"When the angels had gone away from them into heaven, the shepherds began saying to one another, "Let us go straight to Bethlehem then, and see this thing that has happened which the Lord has made known to us."
In the digital age, our hands and fingers are trained for typing. Very few of us who've embraced our technology-driven lifestyle know much about plowing, milking cows, or other aspects of what used to be called "animal husbandry". Honestly, besides seeing Christmas plays and the occasional clergymen, when was the last time you saw someone carry a shepherd's staff?
We don't know much about shepherds in our day, but the Bible tells us plenty about shepherds in ancient Palestine and the surrounding areas. While Jacob had apparently mastered shepherding as a science (see Genesis 30:35-43), his neighbors to the east in Egypt despised the occupation and anyone who had taken it up (Genesis 46:31-34). There are notable exceptions in Israel (David and Amos were shepherds) but generally, shepherds were not thought well of at all. For details on this fact, see Randy Alcorn's classic article, "A Second Glance at the Christmas Shepherds" from Moody Monthly Magazine.
The angelic announcement to shepherds is perhaps most clearly understood by the fact that the announcement was NOT made to Herod's court, a respected rabbinical school, or even to devout worshipers at the Temple. Funny enough, in answer to Isaiah's question, "Who has believed our report and to whom as the arm of the LORD been revealed?"(Isaiah 53:1), we only need one word: shepherds. It's a running theme in the Bible, isn't it? The least likely candidates are the ones blessed to receive and believe God's word.

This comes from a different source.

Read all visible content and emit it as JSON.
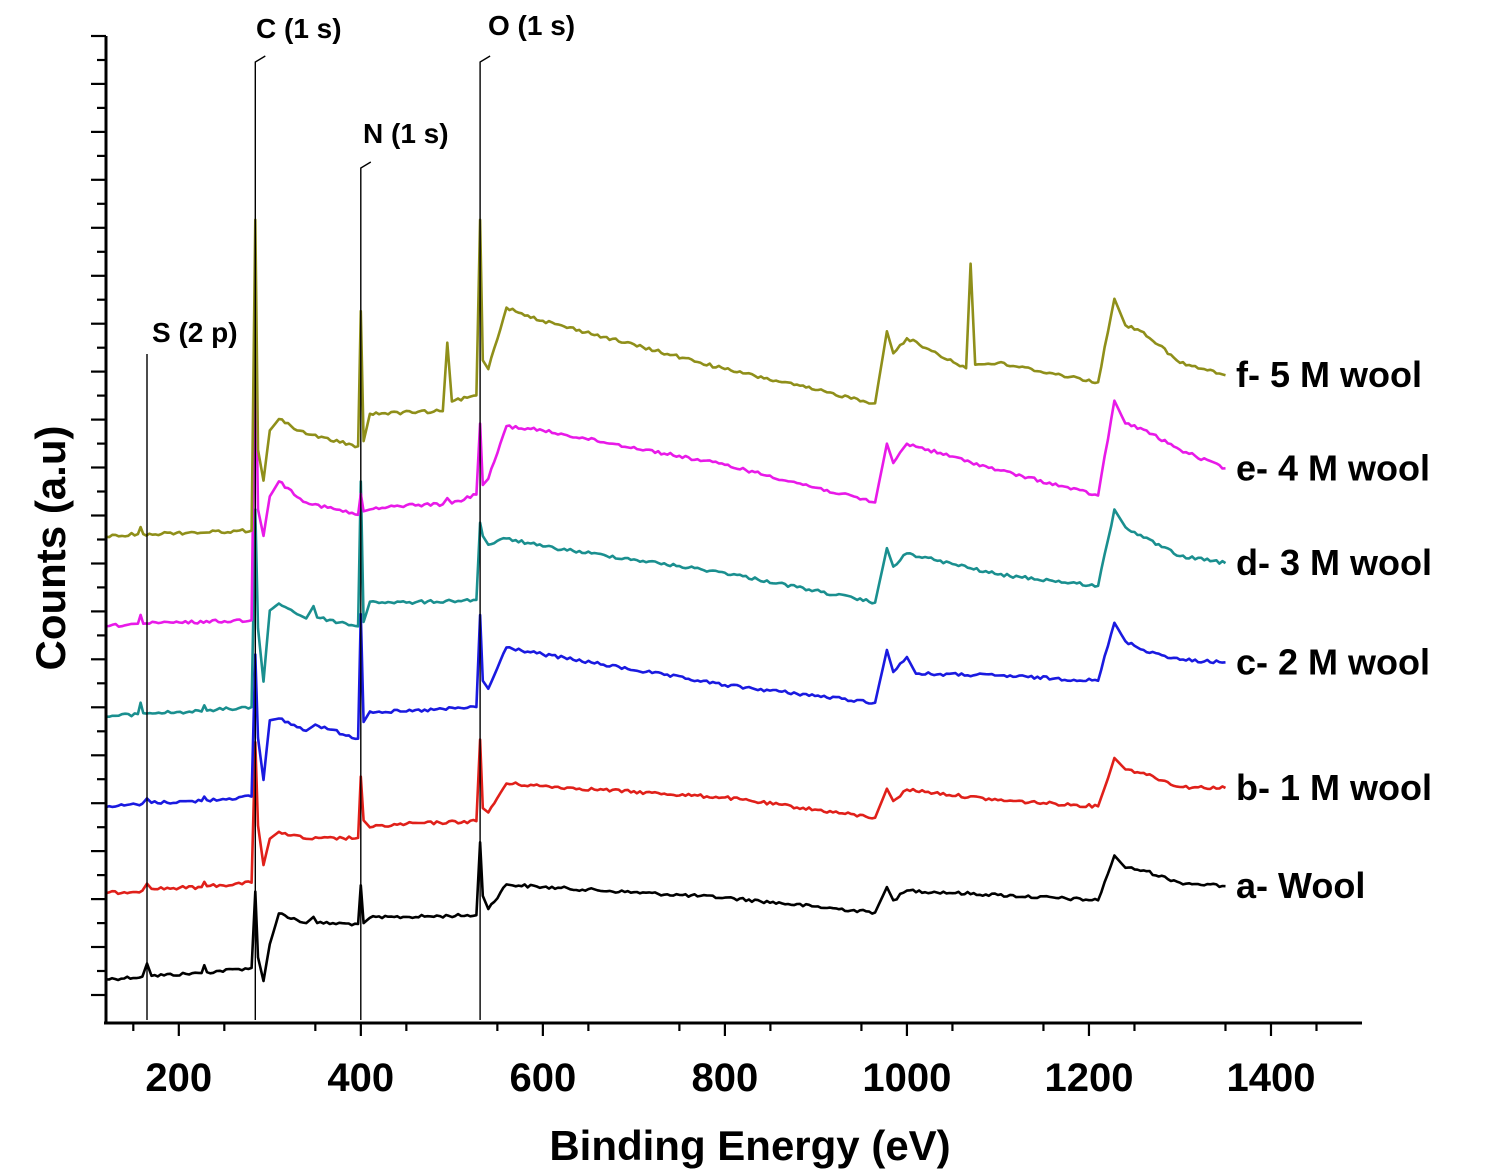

Abraham should not have believed that he would become the "father of many nations", but he did. Why should a harlot named Rahab have believed in the God of Israel? But she did. Shouldn't Paul have been the last to believe in Christ? He was the last Apostle, but against all odds he did believe. According to Deuteronomy 7:7-8, the whole nation of Israel, if based on it's own credentials, should have never been chosen as God's special vehicle to reveal Himself. And yet, they were.
Have you ever thought about sharing the gospel message with someone and then after a second thought concluded it would probably do no good? Have you ever intended to invite a friend to a Bible study, small group meeting, or church service but reconsidered because you didn't see any signs that they'd be interested? Angels sent to random shepherds in the field illustrate God's intent that no one should be overlooked when it comes to hearing the gospel message.

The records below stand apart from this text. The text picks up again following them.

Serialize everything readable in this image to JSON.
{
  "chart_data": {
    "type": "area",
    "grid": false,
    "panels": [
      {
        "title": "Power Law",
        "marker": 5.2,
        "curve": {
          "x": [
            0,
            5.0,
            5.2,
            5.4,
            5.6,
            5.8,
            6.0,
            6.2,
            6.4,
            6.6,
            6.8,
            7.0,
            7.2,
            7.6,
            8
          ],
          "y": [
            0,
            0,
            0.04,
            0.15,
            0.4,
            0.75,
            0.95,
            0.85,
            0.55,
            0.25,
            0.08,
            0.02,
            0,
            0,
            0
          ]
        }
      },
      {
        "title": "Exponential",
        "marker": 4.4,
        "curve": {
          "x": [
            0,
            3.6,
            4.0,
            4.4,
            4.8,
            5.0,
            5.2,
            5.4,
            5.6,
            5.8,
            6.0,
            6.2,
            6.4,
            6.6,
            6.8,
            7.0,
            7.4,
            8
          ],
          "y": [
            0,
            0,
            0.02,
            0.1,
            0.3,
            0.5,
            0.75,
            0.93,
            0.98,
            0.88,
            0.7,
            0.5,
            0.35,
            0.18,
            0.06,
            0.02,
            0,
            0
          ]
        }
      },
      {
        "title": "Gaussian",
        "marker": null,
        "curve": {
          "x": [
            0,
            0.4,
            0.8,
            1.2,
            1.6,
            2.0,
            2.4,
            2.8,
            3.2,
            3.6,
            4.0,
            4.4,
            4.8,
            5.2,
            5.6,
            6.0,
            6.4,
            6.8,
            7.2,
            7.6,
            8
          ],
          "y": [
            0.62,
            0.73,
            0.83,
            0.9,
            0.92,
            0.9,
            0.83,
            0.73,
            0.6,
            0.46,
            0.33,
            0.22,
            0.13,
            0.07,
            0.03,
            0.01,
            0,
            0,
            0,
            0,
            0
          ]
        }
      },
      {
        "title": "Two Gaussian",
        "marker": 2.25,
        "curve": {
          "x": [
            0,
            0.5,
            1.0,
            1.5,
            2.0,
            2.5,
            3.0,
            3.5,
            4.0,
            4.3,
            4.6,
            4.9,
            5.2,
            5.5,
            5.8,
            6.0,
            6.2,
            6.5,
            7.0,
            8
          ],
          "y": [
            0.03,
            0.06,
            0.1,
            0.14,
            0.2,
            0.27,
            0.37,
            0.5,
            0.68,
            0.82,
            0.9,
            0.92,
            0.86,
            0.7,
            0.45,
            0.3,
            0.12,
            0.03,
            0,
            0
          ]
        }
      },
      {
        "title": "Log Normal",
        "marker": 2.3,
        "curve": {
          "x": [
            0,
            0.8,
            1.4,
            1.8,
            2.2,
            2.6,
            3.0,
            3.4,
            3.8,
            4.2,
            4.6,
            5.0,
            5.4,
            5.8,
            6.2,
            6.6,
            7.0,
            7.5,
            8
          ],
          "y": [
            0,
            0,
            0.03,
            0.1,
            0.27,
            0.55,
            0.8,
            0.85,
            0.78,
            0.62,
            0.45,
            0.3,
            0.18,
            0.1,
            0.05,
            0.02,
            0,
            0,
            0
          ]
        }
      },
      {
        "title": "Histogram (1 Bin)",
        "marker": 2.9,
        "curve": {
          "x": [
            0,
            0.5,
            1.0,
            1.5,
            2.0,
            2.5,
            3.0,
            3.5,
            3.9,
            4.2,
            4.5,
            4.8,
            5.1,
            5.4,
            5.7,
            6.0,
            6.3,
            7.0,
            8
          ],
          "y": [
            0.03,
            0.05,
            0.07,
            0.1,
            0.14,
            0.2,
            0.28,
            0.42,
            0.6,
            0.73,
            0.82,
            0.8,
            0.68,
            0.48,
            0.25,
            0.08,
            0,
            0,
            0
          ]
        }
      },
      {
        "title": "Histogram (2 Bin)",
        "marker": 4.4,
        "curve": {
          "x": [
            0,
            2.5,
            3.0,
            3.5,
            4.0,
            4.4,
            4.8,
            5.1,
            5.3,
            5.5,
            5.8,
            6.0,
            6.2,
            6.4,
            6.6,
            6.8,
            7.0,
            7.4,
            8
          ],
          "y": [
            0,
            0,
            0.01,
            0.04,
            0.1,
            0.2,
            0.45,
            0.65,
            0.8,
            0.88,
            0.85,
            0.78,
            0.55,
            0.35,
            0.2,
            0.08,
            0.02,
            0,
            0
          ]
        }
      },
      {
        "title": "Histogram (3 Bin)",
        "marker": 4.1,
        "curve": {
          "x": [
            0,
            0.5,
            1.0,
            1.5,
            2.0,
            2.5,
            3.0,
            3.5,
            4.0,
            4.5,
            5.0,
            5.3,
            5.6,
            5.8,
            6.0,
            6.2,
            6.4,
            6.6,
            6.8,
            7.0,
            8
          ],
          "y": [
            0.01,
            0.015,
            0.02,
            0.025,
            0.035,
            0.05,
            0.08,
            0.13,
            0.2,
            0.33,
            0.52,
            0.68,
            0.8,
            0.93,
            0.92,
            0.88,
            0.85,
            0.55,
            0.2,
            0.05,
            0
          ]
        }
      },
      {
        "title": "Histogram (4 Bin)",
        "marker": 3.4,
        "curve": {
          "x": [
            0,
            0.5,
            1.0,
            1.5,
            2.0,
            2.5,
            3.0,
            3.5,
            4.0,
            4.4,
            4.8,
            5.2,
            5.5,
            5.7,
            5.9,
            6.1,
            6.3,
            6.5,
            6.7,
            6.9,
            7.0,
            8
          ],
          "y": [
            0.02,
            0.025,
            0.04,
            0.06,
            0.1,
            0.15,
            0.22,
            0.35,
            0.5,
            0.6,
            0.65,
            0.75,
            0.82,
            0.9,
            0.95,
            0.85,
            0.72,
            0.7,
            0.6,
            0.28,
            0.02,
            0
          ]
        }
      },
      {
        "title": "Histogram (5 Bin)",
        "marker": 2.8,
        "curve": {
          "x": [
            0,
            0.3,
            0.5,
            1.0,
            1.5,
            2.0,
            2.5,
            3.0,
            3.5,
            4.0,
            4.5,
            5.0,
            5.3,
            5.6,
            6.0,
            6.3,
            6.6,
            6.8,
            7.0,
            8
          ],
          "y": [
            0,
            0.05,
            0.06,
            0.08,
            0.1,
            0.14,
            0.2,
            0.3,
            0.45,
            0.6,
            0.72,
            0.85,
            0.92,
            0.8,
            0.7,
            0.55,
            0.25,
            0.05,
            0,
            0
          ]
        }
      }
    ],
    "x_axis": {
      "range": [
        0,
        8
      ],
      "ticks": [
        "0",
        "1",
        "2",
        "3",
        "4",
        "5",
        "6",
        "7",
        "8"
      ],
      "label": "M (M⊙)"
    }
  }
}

In our preparations to celebrate the Incarnation of our Lord, let us remember how God sent special invitations to persons from the lowest rungs of the social ladder. If we dare to underestimate a person's capacity to believe the gospel or interest in biblical truth and use our fallible thinking as a basis to abandon our ambassadorial duties to God for their sake (2nd Corinthians 5:20-21), we are in grave danger. Why? Because our underestimation of others is really an overestimation of ourselves and a prideful omission of the fact that when we should have been cast out, God called us and when we should have been shunned, God saved us (Ephesians 2:1-5).
In retrospect, maybe we should have expected Christ's birth to be announced to shepherds. Why wouldn't the birth of a Shepherd (Matthew 2:6 ; John 10:11) be good news to shepherds?